Other times, as Claire passed through the kitchen, she saw them working smoothly, heads together, one nodding, the other speaking, in a low and constant and rhythmic tone, like two birds on a branch. In the evenings she and Carson cooked dinner for their guest. By tacit agreement they all three avoided the subject of science, instead discussing politics or weather, the natural beauty of the region, the improvements Claire and Carson had made to the cottage in order to live in it year-round. Conversation stayed polite and almost distant, with none of the contention or excitement that echoed through the rooms during the day.

Claire took the boat across to Bob's, and Jocelyn asked to go with her.
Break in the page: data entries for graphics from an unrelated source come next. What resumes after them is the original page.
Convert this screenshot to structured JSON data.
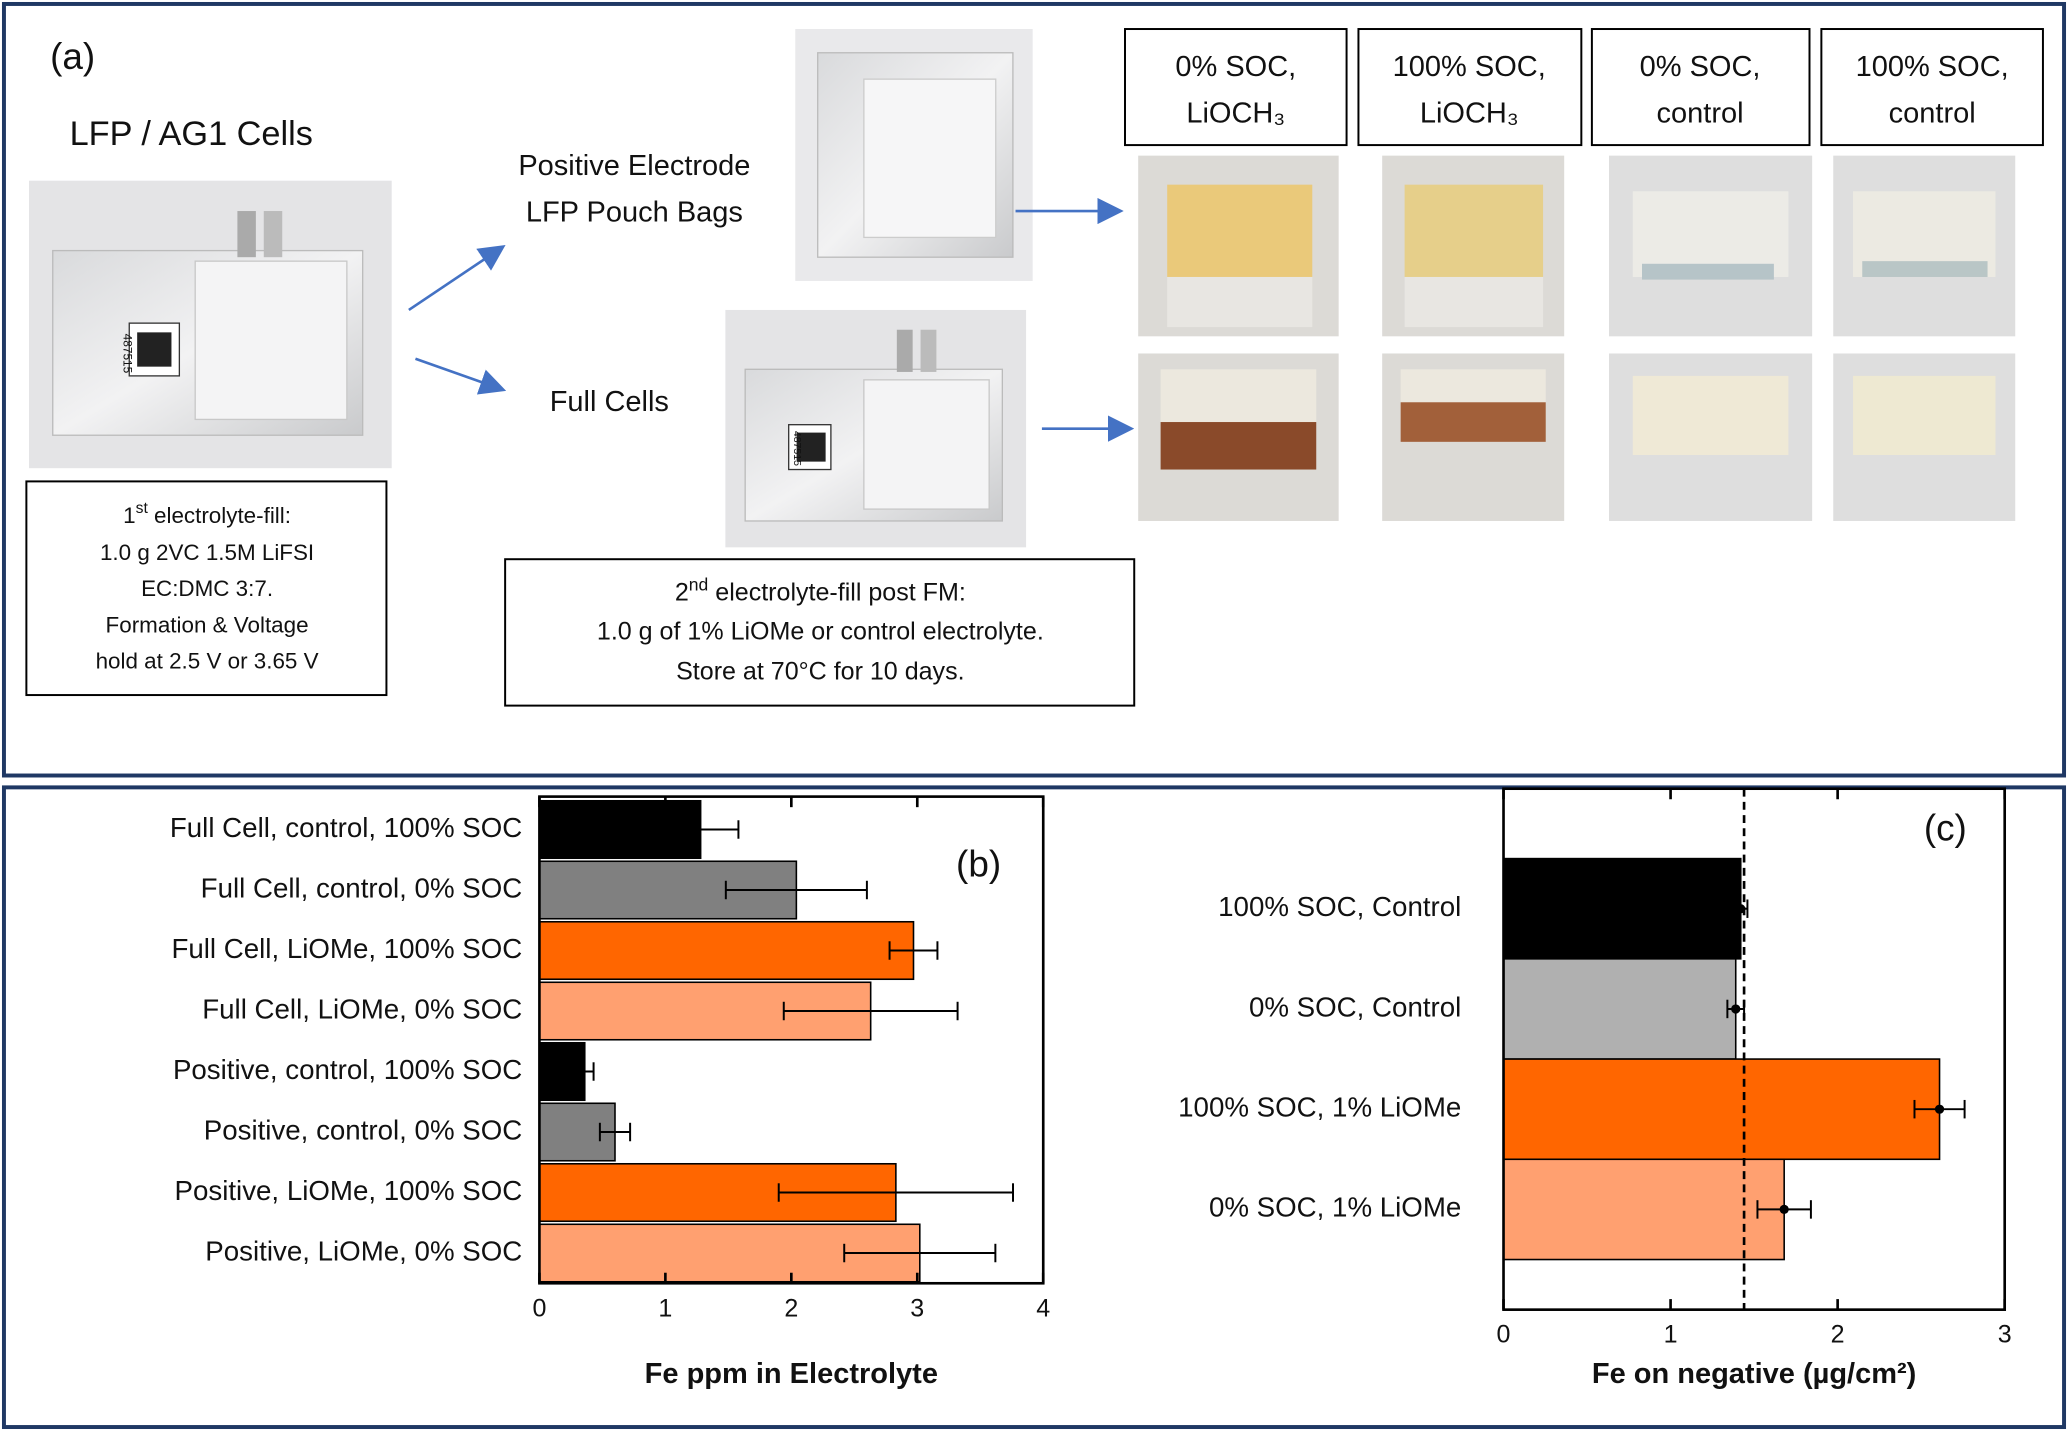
{
  "panel_a": {
    "label": "(a)",
    "cells_title": "LFP / AG1 Cells",
    "photo_code": "487515",
    "fill1": {
      "first": {
        "pre": "1",
        "sup": "st",
        "post": " electrolyte-fill:"
      },
      "lines": [
        "1.0 g 2VC 1.5M LiFSI",
        "EC:DMC 3:7.",
        "Formation & Voltage",
        "hold at 2.5 V or 3.65 V"
      ]
    },
    "positive_lines": [
      "Positive Electrode",
      "LFP Pouch Bags"
    ],
    "full_cells": "Full Cells",
    "fill2": {
      "first": {
        "pre": "2",
        "sup": "nd",
        "post": " electrolyte-fill post FM:"
      },
      "lines": [
        "1.0 g of 1% LiOMe or control electrolyte.",
        "Store at 70°C for 10 days."
      ]
    },
    "headers": [
      [
        "0% SOC,",
        "LiOCH₃"
      ],
      [
        "100% SOC,",
        "LiOCH₃"
      ],
      [
        "0% SOC,",
        "control"
      ],
      [
        "100% SOC,",
        "control"
      ]
    ]
  },
  "chart_data": [
    {
      "type": "bar",
      "orientation": "horizontal",
      "label": "(b)",
      "categories": [
        "Full Cell, control, 100% SOC",
        "Full Cell, control, 0% SOC",
        "Full Cell, LiOMe, 100% SOC",
        "Full Cell, LiOMe, 0% SOC",
        "Positive, control, 100% SOC",
        "Positive, control, 0% SOC",
        "Positive, LiOMe, 100% SOC",
        "Positive, LiOMe, 0% SOC"
      ],
      "values": [
        1.28,
        2.04,
        2.97,
        2.63,
        0.36,
        0.6,
        2.83,
        3.02
      ],
      "errors": [
        0.3,
        0.56,
        0.19,
        0.69,
        0.07,
        0.12,
        0.93,
        0.6
      ],
      "colors": [
        "#000000",
        "#808080",
        "#ff6600",
        "#ffa070",
        "#000000",
        "#808080",
        "#ff6600",
        "#ffa070"
      ],
      "xlabel": "Fe ppm in Electrolyte",
      "xlim": [
        0,
        4
      ],
      "xticks": [
        0,
        1,
        2,
        3,
        4
      ],
      "markers": false
    },
    {
      "type": "bar",
      "orientation": "horizontal",
      "label": "(c)",
      "categories": [
        "100% SOC, Control",
        "0% SOC, Control",
        "100% SOC, 1% LiOMe",
        "0% SOC, 1% LiOMe"
      ],
      "values": [
        1.42,
        1.39,
        2.61,
        1.68
      ],
      "errors": [
        0.04,
        0.05,
        0.15,
        0.16
      ],
      "colors": [
        "#000000",
        "#b0b0b0",
        "#ff6600",
        "#ffa070"
      ],
      "xlabel": "Fe on negative (µg/cm²)",
      "xlim": [
        0,
        3
      ],
      "xticks": [
        0,
        1,
        2,
        3
      ],
      "markers": true,
      "reference_line": 1.44
    }
  ]
}
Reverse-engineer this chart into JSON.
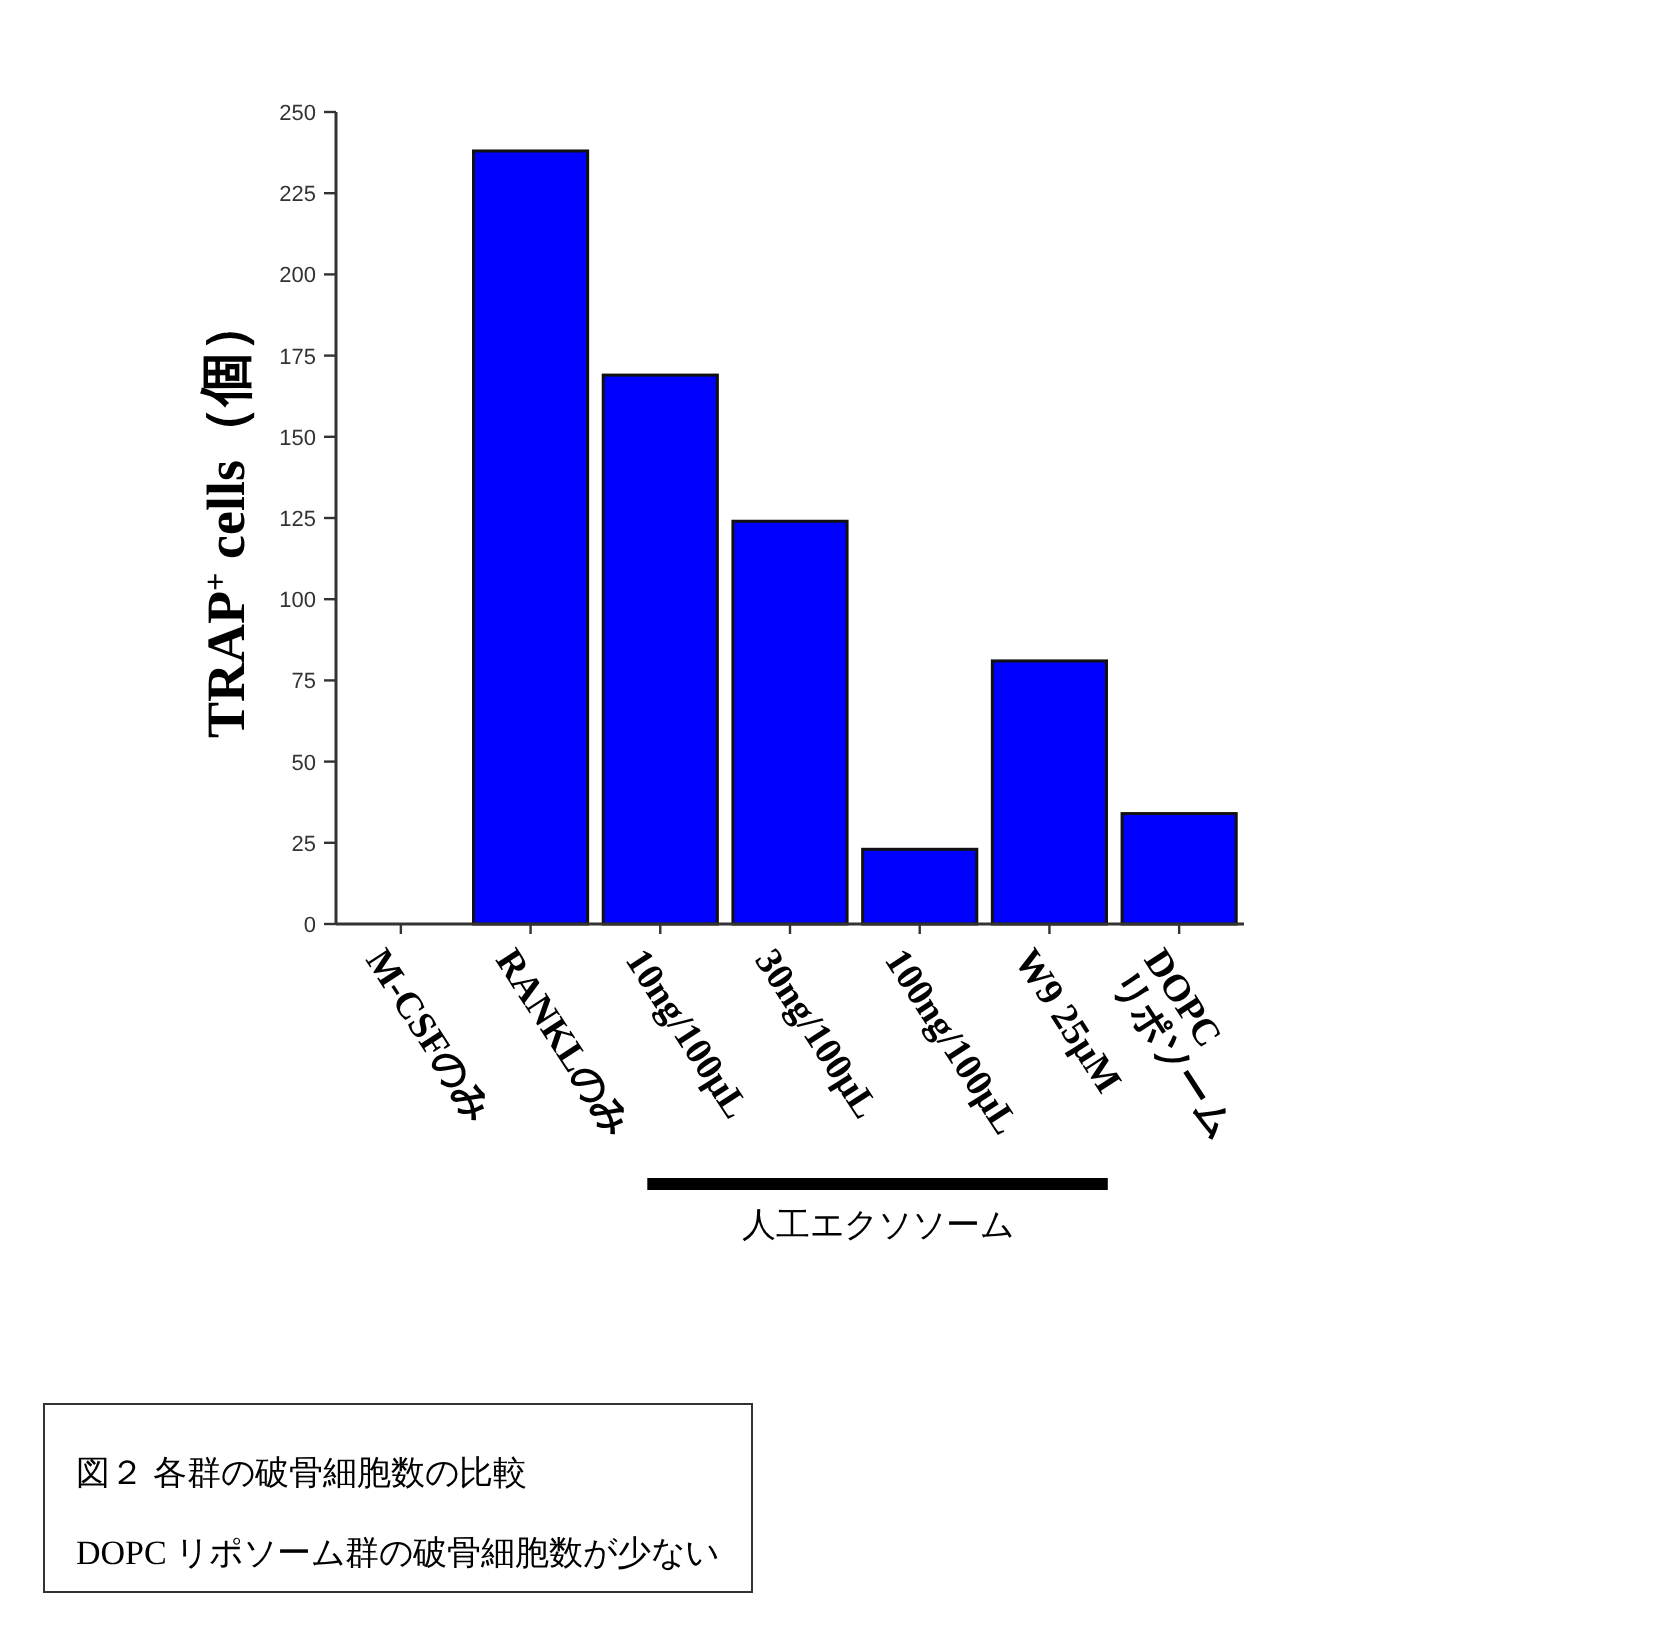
{
  "chart_data": {
    "type": "bar",
    "ylabel": "TRAP$^{+}$ cells（個）",
    "categories": [
      "M-CSFのみ",
      "RANKLのみ",
      "10ng/100μL",
      "30ng/100μL",
      "100ng/100μL",
      "W9 25μM",
      "DOPC\nリポソーム"
    ],
    "values": [
      0,
      238,
      169,
      124,
      23,
      81,
      34
    ],
    "color": "#0000ff",
    "ylim": [
      0,
      250
    ],
    "yticks": [
      0,
      25,
      50,
      75,
      100,
      125,
      150,
      175,
      200,
      225,
      250
    ],
    "annotations": [
      "人工エクソソーム",
      "図２ 各群の破骨細胞数の比較",
      "DOPC リポソーム群の破骨細胞数が少ない"
    ]
  }
}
She needed to use the phone to check in at the office.

“Although I'd rather not,” she said at the dock, hands on her hips, looking out at the water. “The office seems a bit unreal at this point.”

“It'll seem real enough once you get back,” Claire said.

She raised an eyebrow. “I guess,” she said.

“Whenever I go back to the city,” Claire said, “I feel like I could take up my old life again in a minute, and this is the place that seems unreal.”

Jocelyn nodded. “Do you ever miss it there?” she asked.

Claire wasn't sure whether this question was sincere or merely conversational. Possibly it was an editor's technique, a way of seducing writers, giving them the sense that she was curious about them, or about the knowledge they could provide. Claire took a breath and looked out over the lake. A string of starlings lassoed themselves into a circle, twisted, formed into a symbol that looked, for a second, like infinity. “Sometimes,” she said.

“You grew up here?”

“In the city. This was our summer place.”

Jocelyn reached over and touched the water. “Can you get across the lake in the winter?”

“Usually,” Claire said. “If not, well, we have a lot of food stored.”

“Must be a long winter.” When Claire didn't answer, Jocelyn added, “But beautiful.”

Inwardly, Claire rolled her eyes. Of course it was beautiful, but beauty had little to do with it. She had come here not just to be with Carson but to prove she could live here. Putting up food, trying to get Bob and the rest of the village not to look at her as one of the “summer people,” insulating the cottage, chopping wood, all the other chores — the chores had everything to do with it. “My parents built the house,” she finally said. “We were always working on it. They never intended it to be lived in year-round. But Carson needed a quiet place to work. And I can work from anywhere.”

“Lucky for him,” Jocelyn said.

“Not lucky. Just something I was able to do,” Claire said. She felt Jocelyn's gaze on her. “I was glad to be able to offer it.” She was speaking unwillingly but couldn't stop, the words being reeled from her as if the other woman held a line. She felt she had to explain, to give Jocelyn the correct impression of her life, the necessity of it bearing down on her with a pressure like physical weight. “This isn't a sacrifice for me,” she said. “I like living here. I don't just see to Carson's needs. It's not like he's the, you know, reclusive man of genius and I'm the handmaiden.”